What sequence of characters should I not indicate in the file name?

I found out after testing that linux allows any character in the file name except / and null ( \0 ). So, what sequence can I not allow in the file name? I heard that the host may confuse some command-line programs, which doesn’t matter to me, but it may bother other people if they decide to collect a bunch of files and filter them using some GNU programs.

I was asked to remove leading and trailing spaces, and I plan only because usually the user does not mean to have a leading / trailing space.

What could be the problematic sequence and which sequence should I consider unacceptable? I am also considering the inadmissibility of characters in windows just for convenience.
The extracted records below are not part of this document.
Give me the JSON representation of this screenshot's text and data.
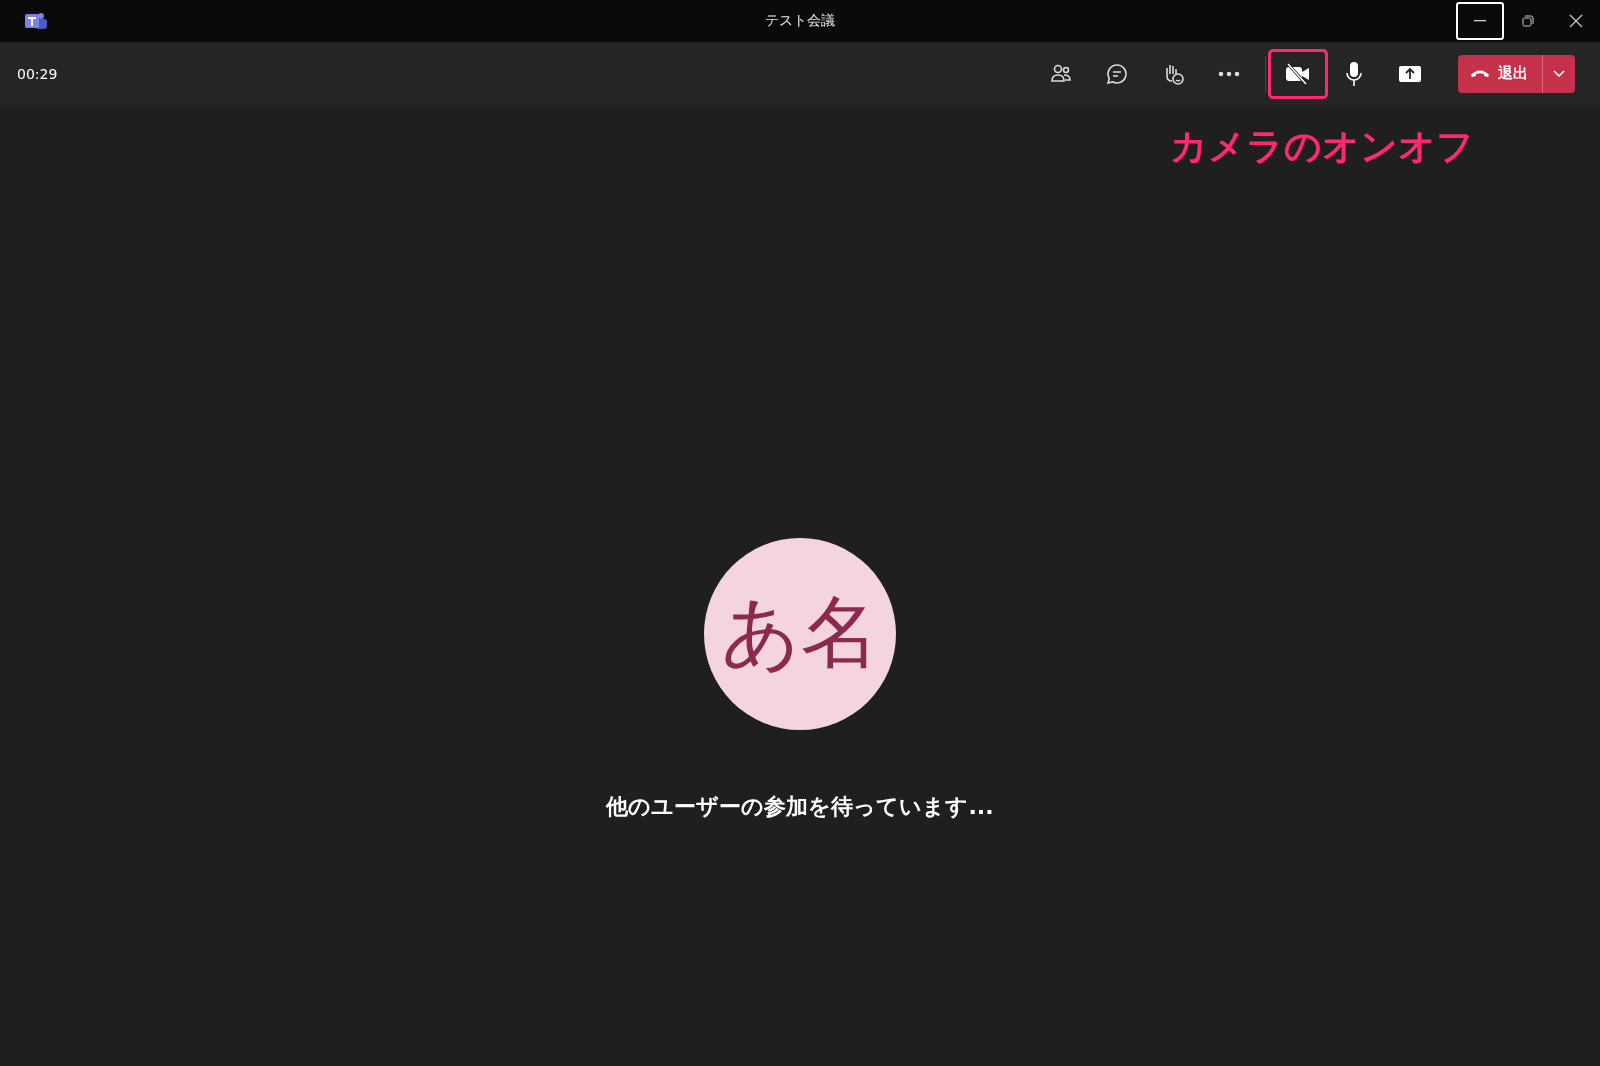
{
  "window": {
    "title": "テスト会議",
    "controls": [
      {
        "kind": "minimize",
        "focused": true
      },
      {
        "kind": "restore",
        "focused": false
      },
      {
        "kind": "close",
        "focused": false
      }
    ]
  },
  "toolbar": {
    "timer": "00:29",
    "buttons": [
      {
        "kind": "people",
        "highlighted": false
      },
      {
        "kind": "chat",
        "highlighted": false
      },
      {
        "kind": "react",
        "highlighted": false
      },
      {
        "kind": "more",
        "highlighted": false
      },
      {
        "kind": "camera-off",
        "highlighted": true
      },
      {
        "kind": "mic",
        "highlighted": false
      },
      {
        "kind": "share",
        "highlighted": false
      }
    ],
    "leave": {
      "label": "退出"
    }
  },
  "annotation": "カメラのオンオフ",
  "stage": {
    "avatar": {
      "initials": "あ名"
    },
    "message": "他のユーザーの参加を待っています..."
  }
}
I think I cannot allow dashes at the beginning (the dash is a symbol of the legal window)

+19
command-line linux filenames
Feb 20 '10 at 23:46
source share
6 answers

Your question is somewhat confusing as you talk in detail about Linux, but then in the comment to another answer you say that you generate file names for downloading people, which presumably means that you have absolutely no control over the file system and that files will be saved, which makes Linux completely inappropriate.

For the purposes of this answer, I am going to assume that your question is incorrect and your comment is correct.
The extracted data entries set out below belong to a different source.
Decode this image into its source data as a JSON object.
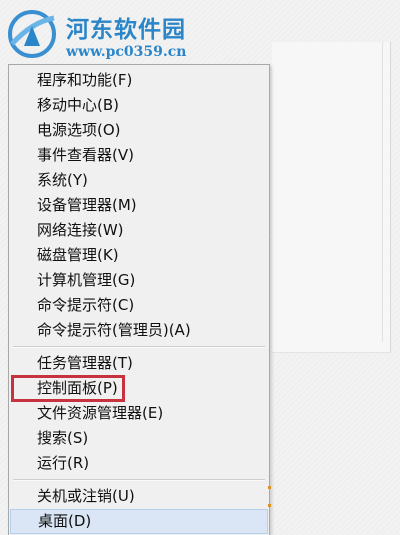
{
  "watermark": {
    "title": "河东软件园",
    "url": "www.pc0359.cn"
  },
  "menu": {
    "groups": [
      [
        {
          "label": "程序和功能(F)"
        },
        {
          "label": "移动中心(B)"
        },
        {
          "label": "电源选项(O)"
        },
        {
          "label": "事件查看器(V)"
        },
        {
          "label": "系统(Y)"
        },
        {
          "label": "设备管理器(M)"
        },
        {
          "label": "网络连接(W)"
        },
        {
          "label": "磁盘管理(K)"
        },
        {
          "label": "计算机管理(G)"
        },
        {
          "label": "命令提示符(C)"
        },
        {
          "label": "命令提示符(管理员)(A)"
        }
      ],
      [
        {
          "label": "任务管理器(T)"
        },
        {
          "label": "控制面板(P)"
        },
        {
          "label": "文件资源管理器(E)"
        },
        {
          "label": "搜索(S)"
        },
        {
          "label": "运行(R)"
        }
      ],
      [
        {
          "label": "关机或注销(U)"
        },
        {
          "label": "桌面(D)"
        }
      ]
    ],
    "hovered_item": "桌面(D)",
    "annotated_item": "控制面板(P)"
  },
  "colors": {
    "annotation_box": "#c8323e",
    "hover_background": "#dae6f5",
    "watermark_text": "#2a86c8"
  }
}
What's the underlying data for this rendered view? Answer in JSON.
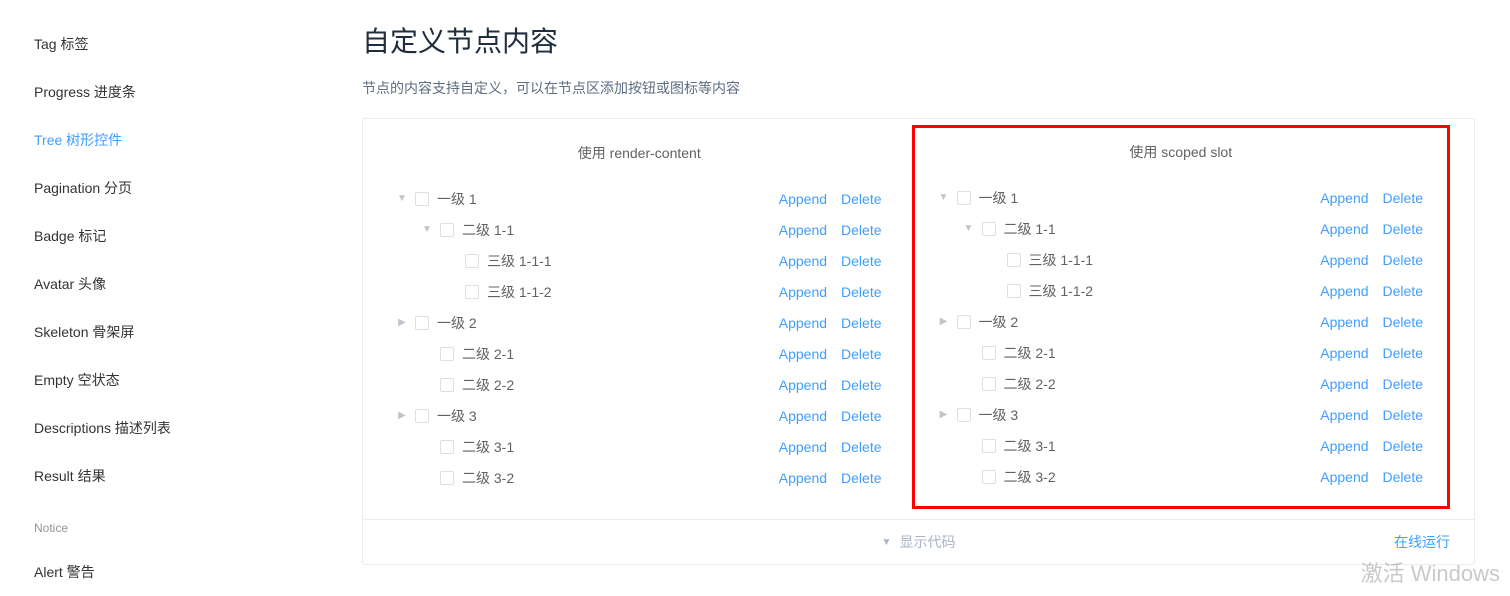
{
  "sidebar": {
    "items": [
      {
        "label": "Tag 标签",
        "active": false
      },
      {
        "label": "Progress 进度条",
        "active": false
      },
      {
        "label": "Tree 树形控件",
        "active": true
      },
      {
        "label": "Pagination 分页",
        "active": false
      },
      {
        "label": "Badge 标记",
        "active": false
      },
      {
        "label": "Avatar 头像",
        "active": false
      },
      {
        "label": "Skeleton 骨架屏",
        "active": false
      },
      {
        "label": "Empty 空状态",
        "active": false
      },
      {
        "label": "Descriptions 描述列表",
        "active": false
      },
      {
        "label": "Result 结果",
        "active": false
      }
    ],
    "group": "Notice",
    "groupItems": [
      {
        "label": "Alert 警告",
        "active": false
      }
    ]
  },
  "section": {
    "title": "自定义节点内容",
    "desc": "节点的内容支持自定义，可以在节点区添加按钮或图标等内容"
  },
  "trees": {
    "left_title": "使用 render-content",
    "right_title": "使用 scoped slot",
    "actions": {
      "append": "Append",
      "delete": "Delete"
    },
    "nodes": [
      {
        "level": 0,
        "expand": "open",
        "label": "一级 1"
      },
      {
        "level": 1,
        "expand": "open",
        "label": "二级 1-1"
      },
      {
        "level": 2,
        "expand": "none",
        "label": "三级 1-1-1"
      },
      {
        "level": 2,
        "expand": "none",
        "label": "三级 1-1-2"
      },
      {
        "level": 0,
        "expand": "closed",
        "label": "一级 2"
      },
      {
        "level": 1,
        "expand": "none",
        "label": "二级 2-1"
      },
      {
        "level": 1,
        "expand": "none",
        "label": "二级 2-2"
      },
      {
        "level": 0,
        "expand": "closed",
        "label": "一级 3"
      },
      {
        "level": 1,
        "expand": "none",
        "label": "二级 3-1"
      },
      {
        "level": 1,
        "expand": "none",
        "label": "二级 3-2"
      }
    ]
  },
  "footer": {
    "showCode": "显示代码",
    "onlineRun": "在线运行"
  },
  "watermark": "激活 Windows"
}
The vast majority of operating systems and file systems in use today fall into approximately three categories: POSIX, Windows, and MacOS.

The POSIX specification makes it very clear what the file name looks like, which is guaranteed to be portable across all POSIX systems. The characters you can use are defined in Section 3.276 (portable file character set) of the Open Group core specification as:

  ABCDEFGHIJKLMNOPQRSTUVWXYZ
 abcdefghijklmnopqrstuvwxyz
 0123456789 ._- 
The maximum file name the length you can rely on is defined in Section 13.23.3.5 ( <limits.h> Minimum Values) as 14 . (The corresponding constant is _POSIX_NAME_MAX .)

So, the file name is up to 14 characters long and contains only 65 characters listed above, it is safe to use in all POSIX compatible systems, which gives you combinations 24407335764928225040435790 (or about 84 bits).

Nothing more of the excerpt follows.